Horas!
Keluarga besar Parna (Pomparan Raja Nai Ambaton) dikenal memiliki silsilah yang sangat luas dan rimbun. Berdasarkan penelusuran sejarah, jumlah marga yang berada di bawah payung besar keturunan Parna bahkan disebut bisa mencapai 83 marga. Mereka tersebar dari pesisir Samosir, dataran tinggi Karo, hingga wilayah Pakpak dan Gayo.
Meski nama dan dialeknya beragam akibat perantauan selama ratusan tahun, identitas mereka tetap satu: Sisada anak, sisada boru.
Dilansir dari p2k.stekom.ac.id, Pomparan Raja Nai Ambaton atau Parna merupakan kelompok marga yang berasal dari satu garis keturunan, yakni Tuan Sorba Di Julu. Berdasarkan hasil Rapat Kerja Nasional (Rakernas) Parna se-Indonesia yang digelar Forum Parna se-Indonesia, setidaknya terdapat 58 marga yang tercatat secara resmi.
Daftar 58 Marga Parna
Berikut daftar lengkapnya:
- Bancin
- Banurea
- Boangmenalu
- Brampu
- Brasa
- Bringin
- Dalimunthe
- Gajah
- Garingging
- Ginting Baho
- Ginting Beras
- Ginting Capa
- Ginting Guruputih
- Ginting Jadibata
- Ginting Jawak
- Ginting Manik
- Ginting Munthe
- Ginting Pase
- Ginting Sinisuka
- Ginting Sugihen
- Ginting Tumangger
- Haro
- Kombih
- Maharaja
- Manik Kecupak
- Munte
- Nadeak
- Nahampun
- Napitu
- Pasi
- Pinayungan
- Rumahorbo
- Saing
- Saraan
- Saragih Dajawak
- Saragih Damunte
- Saragih Dasalak
- Saragih Sumbayak
- Siadari
- Siallagan
- Siambaton
- Sidabalok
- Sidabungke
- Sidabutar
- Sidauruk
- Sigalingging
- Sijabat
- Simalango
- Simanihuruk
- Simarmata
- Simbolon
- Sitanggang
- Sitio
- Tamba
- Tinambunan
- Tumanggor
- Turnip
- Turuten
Meski Rakernas mencatat 58 garis keturunan resmi, penelitian sejarah menunjukkan angka tersebut dapat berkembang hingga 83 marga. Namun, satu hal yang tidak berubah adalah semangat Sisada anak, sisada boru, yang menegaskan bahwa seluruh keturunan Parna berasal dari satu rumpun keluarga besar.

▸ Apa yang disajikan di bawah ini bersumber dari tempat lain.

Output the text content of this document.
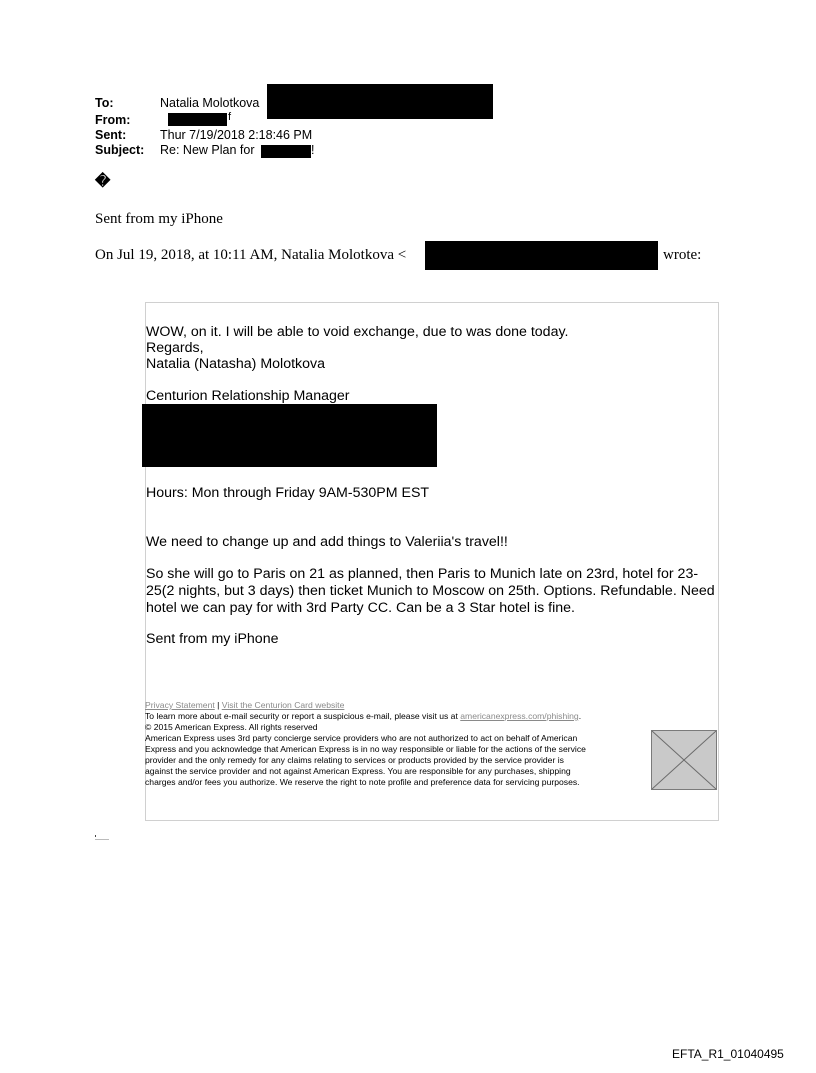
To:	Natalia Molotkova
From:	f
Sent:	Thur 7/19/2018 2:18:46 PM
Subject: Re: New Plan for	!
�
Sent from my iPhone
On Jul 19, 2018, at 10:11 AM, Natalia Molotkova <	wrote:
WOW, on it. I will be able to void exchange, due to was done today.
Regards,
Natalia (Natasha) Molotkova
Centurion Relationship Manager
Hours: Mon through Friday 9AM-530PM EST
We need to change up and add things to Valeriia's travel!!
So she will go to Paris on 21 as planned, then Paris to Munich late on 23rd, hotel for 23-
25(2 nights, but 3 days) then ticket Munich to Moscow on 25th. Options. Refundable. Need
hotel we can pay for with 3rd Party CC. Can be a 3 Star hotel is fine.
Sent from my iPhone
Privacy Statement | Visit the Centurion Card website
To learn more about e-mail security or report a suspicious e-mail, please visit us at americanexpress.com/phishing.
© 2015 American Express. All rights reserved
American Express uses 3rd party concierge service providers who are not authorized to act on behalf of American
Express and you acknowledge that American Express is in no way responsible or liable for the actions of the service
provider and the only remedy for any claims relating to services or products provided by the service provider is
against the service provider and not against American Express. You are responsible for any purchases, shipping
charges and/or fees you authorize. We reserve the right to note profile and preference data for servicing purposes.
EFTA_R1_01040495
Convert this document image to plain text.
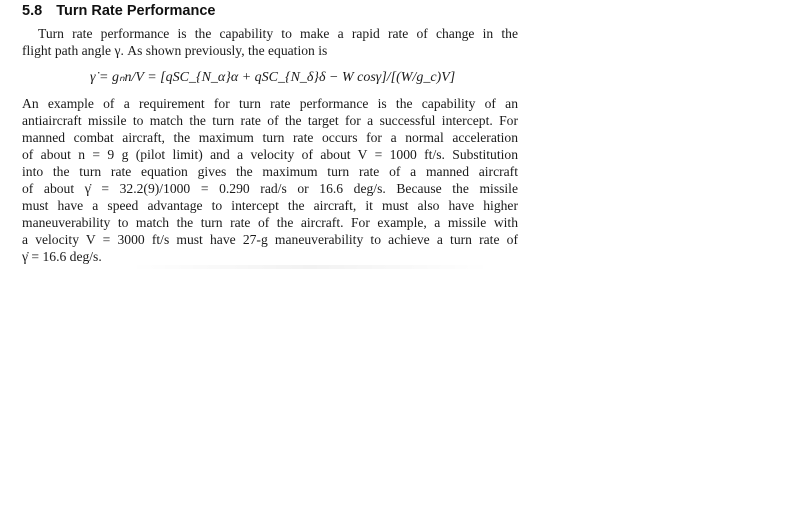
5.8 Turn Rate Performance
Turn rate performance is the capability to make a rapid rate of change in the
flight path angle γ. As shown previously, the equation is
γ̇ = gₙn/V = [qSC_{N_α}α + qSC_{N_δ}δ − W cosγ]/[(W/g_c)V]
An example of a requirement for turn rate performance is the capability of an
antiaircraft missile to match the turn rate of the target for a successful intercept. For
manned combat aircraft, the maximum turn rate occurs for a normal acceleration
of about n = 9 g (pilot limit) and a velocity of about V = 1000 ft/s. Substitution
into the turn rate equation gives the maximum turn rate of a manned aircraft
of about γ̇ = 32.2(9)/1000 = 0.290 rad/s or 16.6 deg/s. Because the missile
must have a speed advantage to intercept the aircraft, it must also have higher
maneuverability to match the turn rate of the aircraft. For example, a missile with
a velocity V = 3000 ft/s must have 27-g maneuverability to achieve a turn rate of
γ̇ = 16.6 deg/s.
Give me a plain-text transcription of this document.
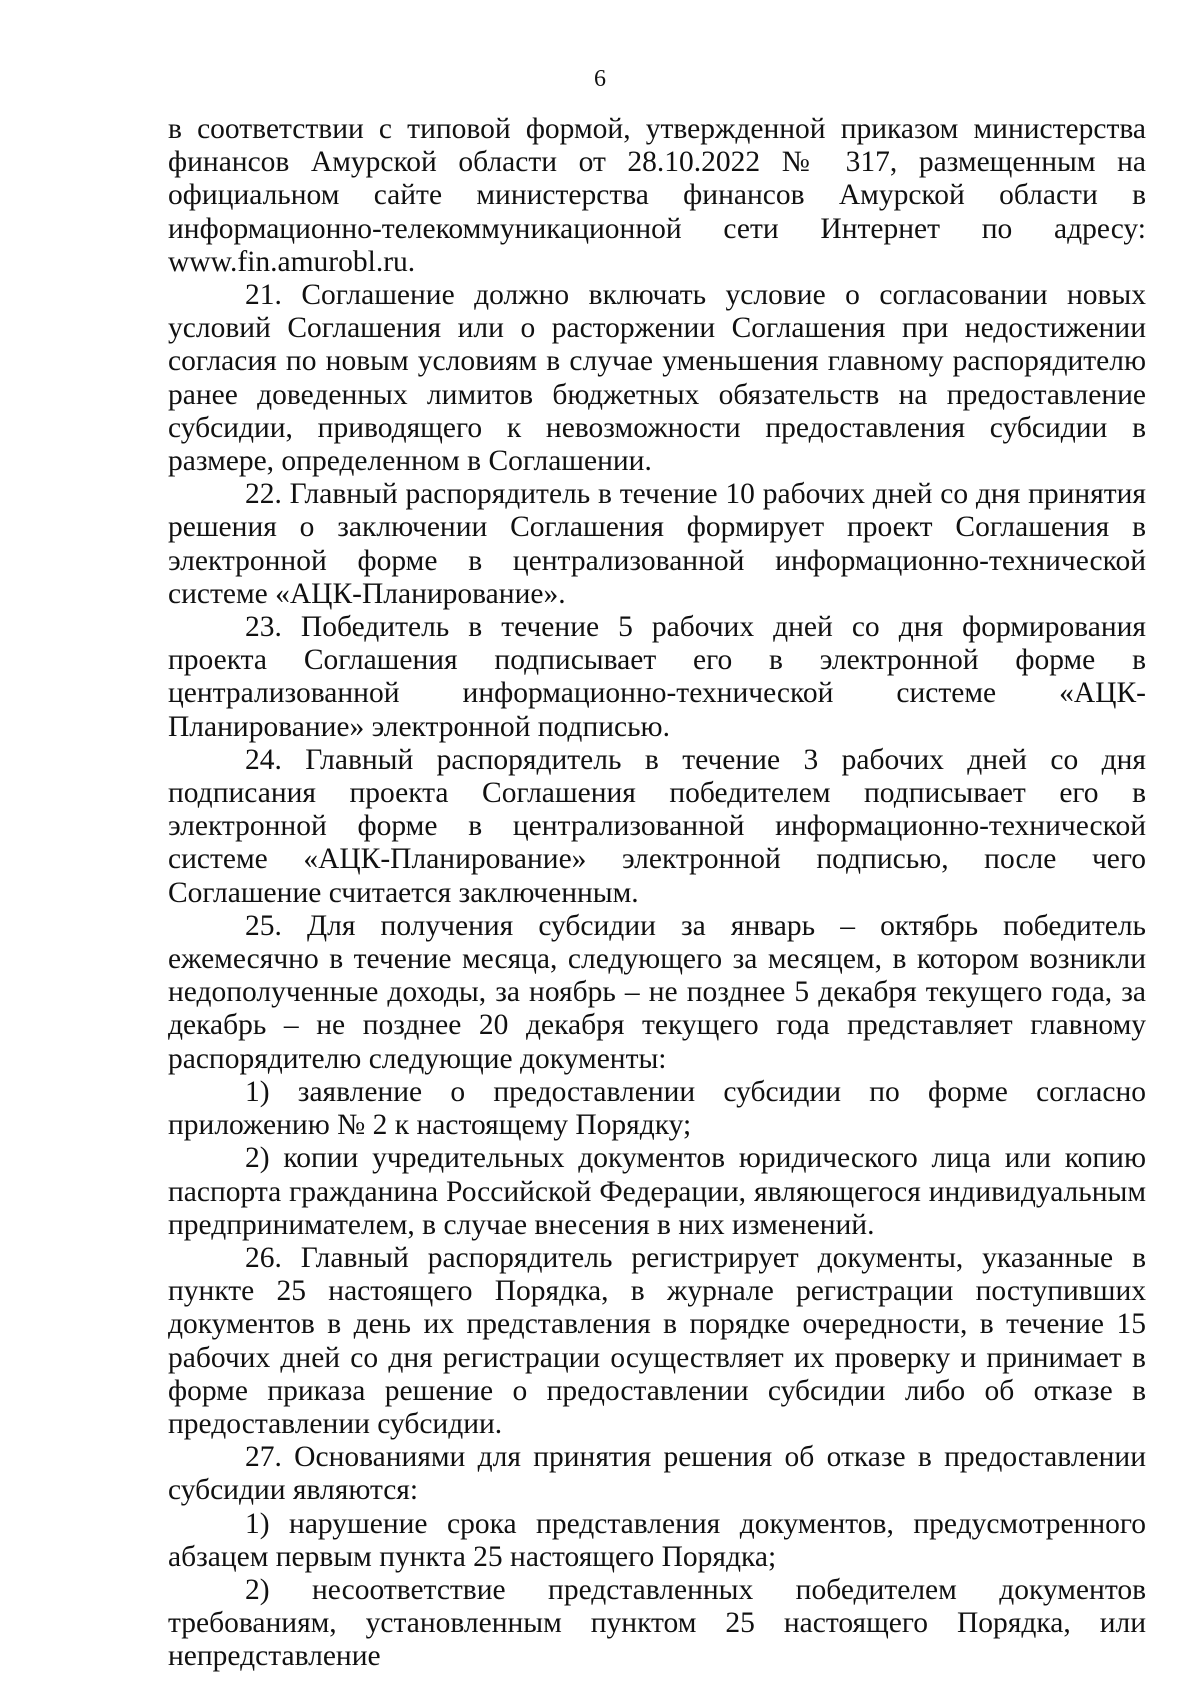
6

в соответствии с типовой формой, утвержденной приказом министерства финансов Амурской области от 28.10.2022 № 317, размещенным на официальном сайте министерства финансов Амурской области в информационно-телекоммуникационной сети Интернет по адресу: www.fin.amurobl.ru.

21. Соглашение должно включать условие о согласовании новых условий Соглашения или о расторжении Соглашения при недостижении согласия по новым условиям в случае уменьшения главному распорядителю ранее доведенных лимитов бюджетных обязательств на предоставление субсидии, приводящего к невозможности предоставления субсидии в размере, определенном в Соглашении.

22. Главный распорядитель в течение 10 рабочих дней со дня принятия решения о заключении Соглашения формирует проект Соглашения в электронной форме в централизованной информационно-технической системе «АЦК-Планирование».

23. Победитель в течение 5 рабочих дней со дня формирования проекта Соглашения подписывает его в электронной форме в централизованной информационно-технической системе «АЦК-Планирование» электронной подписью.

24. Главный распорядитель в течение 3 рабочих дней со дня подписания проекта Соглашения победителем подписывает его в электронной форме в централизованной информационно-технической системе «АЦК-Планирование» электронной подписью, после чего Соглашение считается заключенным.

25. Для получения субсидии за январь – октябрь победитель ежемесячно в течение месяца, следующего за месяцем, в котором возникли недополученные доходы, за ноябрь – не позднее 5 декабря текущего года, за декабрь – не позднее 20 декабря текущего года представляет главному распорядителю следующие документы:

1) заявление о предоставлении субсидии по форме согласно приложению № 2 к настоящему Порядку;

2) копии учредительных документов юридического лица или копию паспорта гражданина Российской Федерации, являющегося индивидуальным предпринимателем, в случае внесения в них изменений.

26. Главный распорядитель регистрирует документы, указанные в пункте 25 настоящего Порядка, в журнале регистрации поступивших документов в день их представления в порядке очередности, в течение 15 рабочих дней со дня регистрации осуществляет их проверку и принимает в форме приказа решение о предоставлении субсидии либо об отказе в предоставлении субсидии.

27. Основаниями для принятия решения об отказе в предоставлении субсидии являются:

1) нарушение срока представления документов, предусмотренного абзацем первым пункта 25 настоящего Порядка;

2) несоответствие представленных победителем документов требованиям, установленным пунктом 25 настоящего Порядка, или непредставление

Wilayah awal “kekuasaan” Parna berada di bagian barat hingga utara Pulau Samosir. Jika berkunjung ke sana, khususnya ke kawasan Simanindo, jejak budaya Parna masih sangat terasa. Di daerah ini, pertunjukan boneka kayu legendaris Sigale-gale tetap dilestarikan oleh masyarakat setempat.
Identitas Parna bukan sekadar daftar marga, melainkan simbol persaudaraan lintas wilayah dan generasi yang terus hidup hingga kini.